Yoga is the same. Some teachers push you harder than others. Some talk more about yoga theory. The best teachers give you options for each pose so that you can choose how deep you want to go.

What is good about it?

I have found it has been great for my strength. I don’t necessarily feel much stronger. But the body scan doesn’t lie: I have gained 2kg of muscle in my core over the last year.

Even if I didn’t have anything to train for, that would fulfil the minimum recommended strength exercises per week.

Second, it is a pretty nice way to spend an hour. It depends how hard the class is, of course, but they can often be relaxing, especially as many classes end in a dedicated relaxation period at the end.

What is not so good?

Flexibility is a bit of an unknown. I do not feel any more flexible. But I have not objectively measured it, so perhaps, like my strength, it has improved.

That said, full distance triathlon is a demanding taskmaster with a heavy workload. So, you could argue that not getting any less flexible is a success in itself.

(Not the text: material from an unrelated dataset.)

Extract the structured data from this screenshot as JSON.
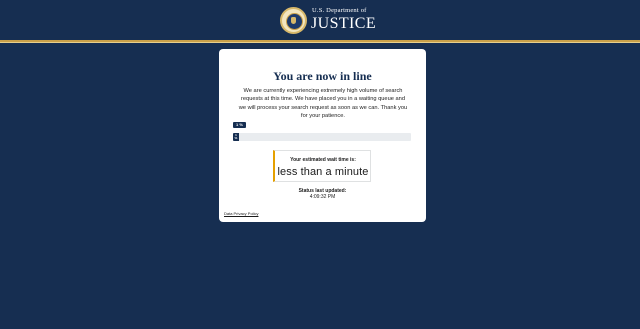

Second, it consumes time. It is another thing to squeeze into our schedule, which is already full up with swimming, cycling and running.

What about mental health?

Studies have looked at whether yoga improves our mental health.

It does not, but with an important caveat: it does not work better than a control treatment. That is to say, when you compare yoga to other types of exercise, yoga does not have any extra magical healing power.

However, exercise does improve our mental health, and yoga counts as exercise, especially if you are going to a class and spending time with other people (which provides benefits even if you all simply do the class in silence).


If you were hoping yoga was a magical pure for being happier and hyper-flexible, I’m sorry to bash your dreams into pieces. But we know magic fixes do not exist.

Nor does this mean that I think yoga is rubbish. It is good for building strength. And, most of all, you may find it enjoyable! Combining strength, stretching, group activities and relaxation into a single event is a winner for me. So, if you want to, give it a go. You may find you like it.